So bleibt denn für mich aus dem „Heute“ als schöne Erinnerung die eine oder andere menschliche Begegnung und das eine oder andere kurze Gespräch am Rande, ein freudiger Blick, ein Lächeln.   

 

Mittwoch, 12. September 2018:

Es ist schon wieder soweit: Die Amtszeit des derzeitigen Schulelternbeirates läuft aus, eine Neuwahl steht an. Dazu wurden bereits an den Elternabenden Klassenelternsprecher/-innen und Wahldelegierte gewählt, die demnächst den sechsten Elternrat wählen werden. Es waren wieder zwei Jahre der vertrauensvollen Zusammenarbeit, die einige Punkte voranbrachten und die in gemeinsamer Verantwortung die Schule ein weiteres Stück des Weges begleiteten. Dank euch allen, die ihr diese Zeit ehrenamtlich für uns einbringt, danke für eure Geduld, eure Einwürfe, euer Mitdenken und für die Diskussionen, die stets auf Augenhöhe geführt wurden. Der neue Schulelternbeirat wird ein anderer sein. Einige Mitglieder wollen oder können nicht mehr kandidieren, so dass neue Gesichter gewählt werden. Das wird eine gute Mischung aus alt und neu und hoffentlich auch durch die Jahrgänge hindurch werden. Aber erst müssen wir die Wahl selbst gestalten. Da werden wieder über 80 Wahlberechtigte mit jeweils 15 Stimmen wählen dürfen. Bis das wieder ausgezählt sein wird…

 

Dienstag, 11. September 2018:

Es ist schon eigenartig, wie sich ein Datum eingraben kann und immer wieder erscheint, wenn es sich wiederholt: Noch immer stehen mir die Bilder des furchtbaren Anschlages auf die Türme des World Trade Centers vor Augen – sie waren vom ersten Anschauen müssen von einer archaischen Brutalität und – Gott die Dank! – seither nicht mehr so gesehen.

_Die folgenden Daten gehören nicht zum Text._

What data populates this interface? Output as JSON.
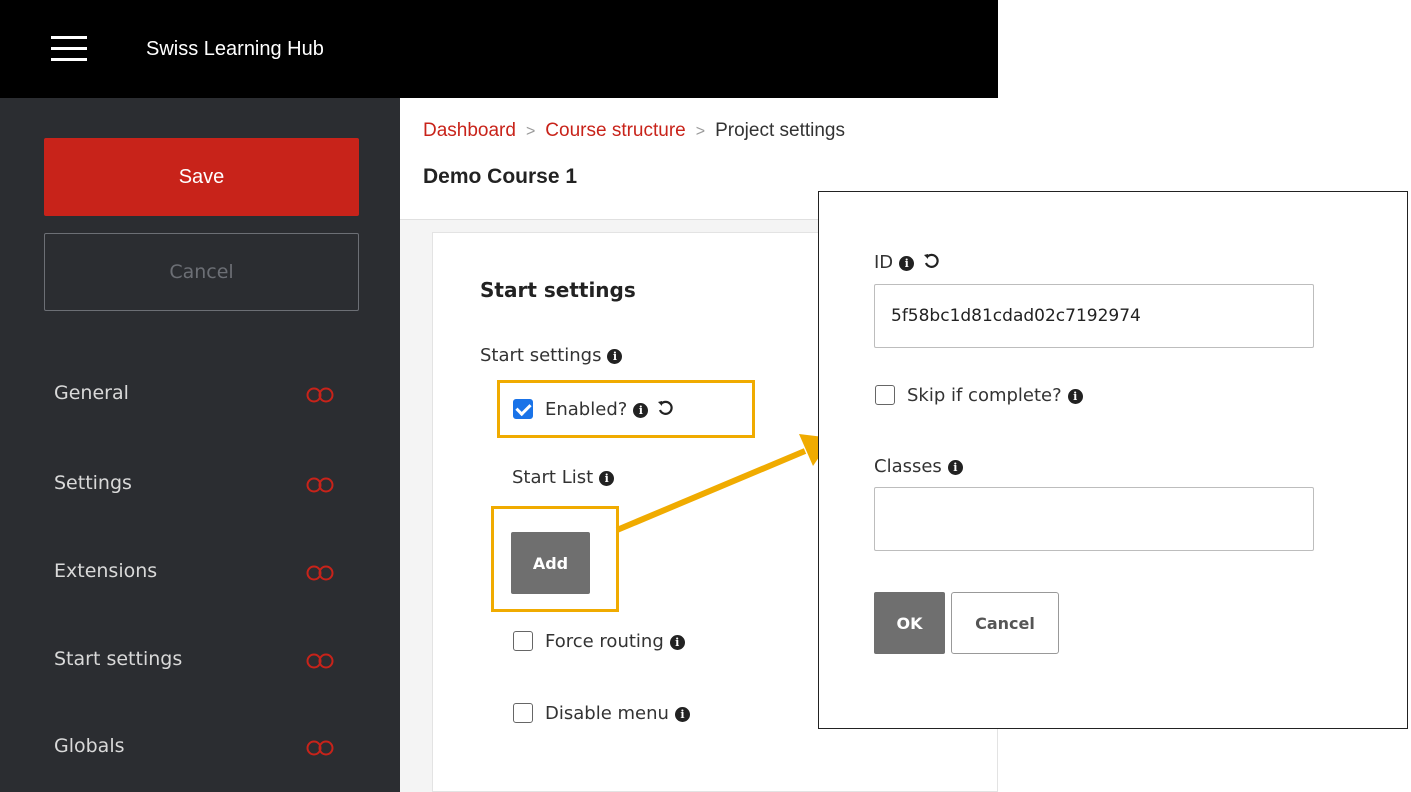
{
  "app": {
    "title": "Swiss Learning Hub"
  },
  "sidebar": {
    "save_label": "Save",
    "cancel_label": "Cancel",
    "items": [
      {
        "label": "General"
      },
      {
        "label": "Settings"
      },
      {
        "label": "Extensions"
      },
      {
        "label": "Start settings"
      },
      {
        "label": "Globals"
      }
    ],
    "toggle_color": "#c8231a"
  },
  "breadcrumb": {
    "items": [
      "Dashboard",
      "Course structure",
      "Project settings"
    ],
    "separator": ">"
  },
  "page": {
    "title": "Demo Course 1"
  },
  "start_settings": {
    "section_title": "Start settings",
    "group_label": "Start settings",
    "enabled_label": "Enabled?",
    "enabled_checked": true,
    "start_list_label": "Start List",
    "add_label": "Add",
    "force_routing_label": "Force routing",
    "force_routing_checked": false,
    "disable_menu_label": "Disable menu",
    "disable_menu_checked": false
  },
  "dialog": {
    "id_label": "ID",
    "id_value": "5f58bc1d81cdad02c7192974",
    "skip_label": "Skip if complete?",
    "skip_checked": false,
    "classes_label": "Classes",
    "classes_value": "",
    "ok_label": "OK",
    "cancel_label": "Cancel"
  },
  "highlight_color": "#f0ab00"
}
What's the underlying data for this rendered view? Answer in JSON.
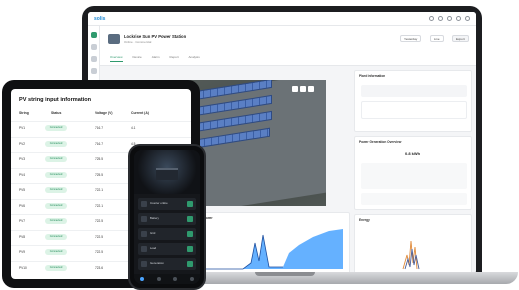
{
  "laptop": {
    "brand": "solis",
    "site": {
      "name": "Lockrise Sun PV Power Station",
      "meta": "Online · Commercial"
    },
    "header_controls": [
      "Yesterday",
      "Live",
      "Export"
    ],
    "tabs": [
      {
        "label": "Overview",
        "active": true
      },
      {
        "label": "Device",
        "active": false
      },
      {
        "label": "Alarm",
        "active": false
      },
      {
        "label": "Report",
        "active": false
      },
      {
        "label": "Analysis",
        "active": false
      }
    ],
    "map": {
      "label": "Plant Layout"
    },
    "panels": {
      "plant_info": {
        "title": "Plant Information"
      },
      "power_summary": {
        "title": "Power Generation Overview",
        "value": "0.8 kWh"
      },
      "chart_left": {
        "title": "Power"
      },
      "chart_right": {
        "title": "Energy"
      }
    },
    "colors": {
      "accent": "#2f9a6e",
      "chart_blue": "#4aa3ff"
    }
  },
  "tablet": {
    "title": "PV string input information",
    "columns": [
      "String",
      "Status",
      "Voltage (V)",
      "Current (A)"
    ],
    "rows": [
      {
        "string": "PV1",
        "status": "Connected",
        "voltage": "716.7",
        "current": "4.1"
      },
      {
        "string": "PV2",
        "status": "Connected",
        "voltage": "716.7",
        "current": "4.5"
      },
      {
        "string": "PV3",
        "status": "Connected",
        "voltage": "725.5",
        "current": "4"
      },
      {
        "string": "PV4",
        "status": "Connected",
        "voltage": "725.5",
        "current": "4"
      },
      {
        "string": "PV5",
        "status": "Connected",
        "voltage": "722.1",
        "current": "4"
      },
      {
        "string": "PV6",
        "status": "Connected",
        "voltage": "722.1",
        "current": "4"
      },
      {
        "string": "PV7",
        "status": "Connected",
        "voltage": "722.5",
        "current": "4"
      },
      {
        "string": "PV8",
        "status": "Connected",
        "voltage": "722.5",
        "current": "4"
      },
      {
        "string": "PV9",
        "status": "Connected",
        "voltage": "722.5",
        "current": "4"
      },
      {
        "string": "PV10",
        "status": "Connected",
        "voltage": "723.6",
        "current": "4"
      }
    ]
  },
  "phone": {
    "cards": [
      {
        "label": "Inverter online"
      },
      {
        "label": "Battery"
      },
      {
        "label": "Grid"
      },
      {
        "label": "Load"
      },
      {
        "label": "Generation"
      }
    ]
  }
}
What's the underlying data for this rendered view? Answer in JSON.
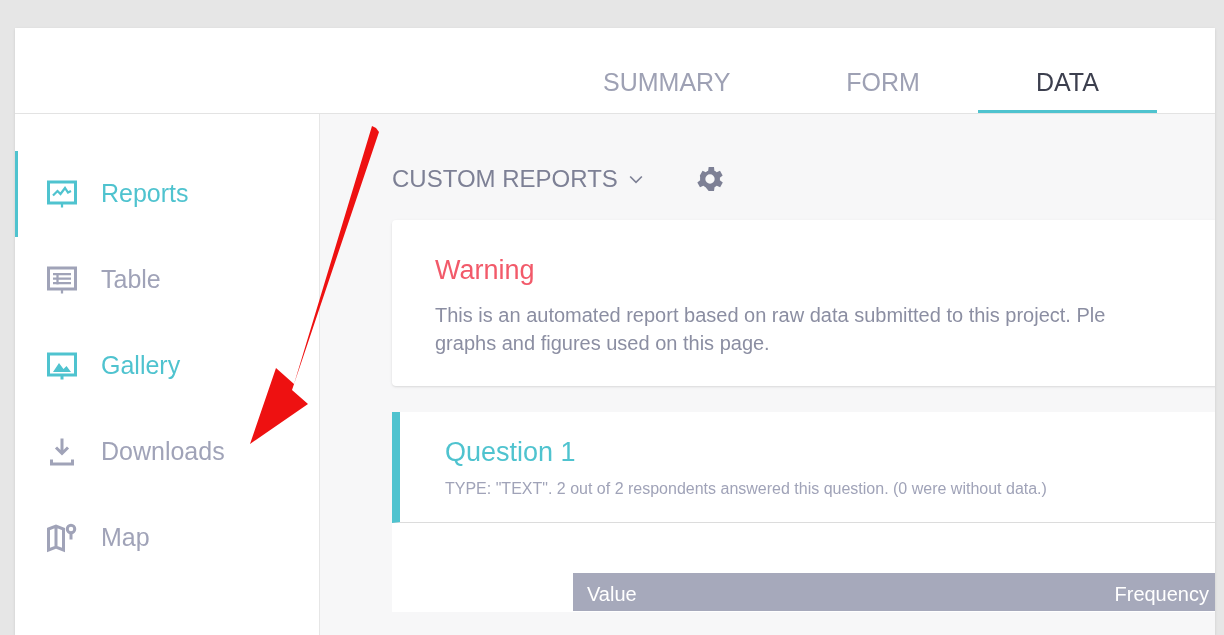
{
  "tabs": [
    {
      "label": "SUMMARY",
      "selected": false
    },
    {
      "label": "FORM",
      "selected": false
    },
    {
      "label": "DATA",
      "selected": true
    }
  ],
  "sidebar": {
    "items": [
      {
        "label": "Reports",
        "kind": "reports",
        "selected": true,
        "highlighted": true
      },
      {
        "label": "Table",
        "kind": "table",
        "selected": false,
        "highlighted": false
      },
      {
        "label": "Gallery",
        "kind": "gallery",
        "selected": false,
        "highlighted": true
      },
      {
        "label": "Downloads",
        "kind": "downloads",
        "selected": false,
        "highlighted": false
      },
      {
        "label": "Map",
        "kind": "map",
        "selected": false,
        "highlighted": false
      }
    ]
  },
  "toolbar": {
    "report_menu": "CUSTOM REPORTS"
  },
  "warning": {
    "title": "Warning",
    "lines": [
      "This is an automated report based on raw data submitted to this project. Ple",
      "graphs and figures used on this page."
    ]
  },
  "question": {
    "title": "Question 1",
    "subtitle": "TYPE: \"TEXT\". 2 out of 2 respondents answered this question. (0 were without data.)"
  },
  "table": {
    "columns": [
      "Value",
      "Frequency"
    ]
  }
}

Bereits ein Jahr danach schrieb Arnold Stadler:

„Als ich hörte, dass es sich um Menschen handelte, die auf diese Weise ins Paradies kommen wollten, dachte ich mir, wenn doch auf dieser Welt nur solche Menschen handelten, die nicht mit dem Paradies rechneten, sondern allein mit dieser Erde hier. Menschen oder auch nur Politiker wünschte ich mir, die, der Erde zuliebe, so handelten, als ob diese Welt die einzige wäre, die mit nichts anderem rechneten, und die in diesem Leben auf der Erde nichts Vorläufiges sähen, sondern etwas Einmaliges. Die also so handelten, als ob sie nicht auf ein Leben nach diesem Leben und auf eine Welt nach dieser Welt hofften, dachte ich als Katholik. Der Erde zuliebe, die ja im Prinzip von einem einzigen zerstört, nicht aber gerettet werden kann, auch wenn dies einer wollte. Dazu müsste schon einer Gott sein. Mit Gott aber sollte ein Mensch, der Politik machen muss, der rechnen muss, nicht rechnen.“ (Arnold Stadler, Tohuwabohu, Heiliges und Profanes, gelesen und wiedergelesen von Arnold Stadler nach dem 11. September 2001 und darüber hinaus, Köln 2002, S. 15).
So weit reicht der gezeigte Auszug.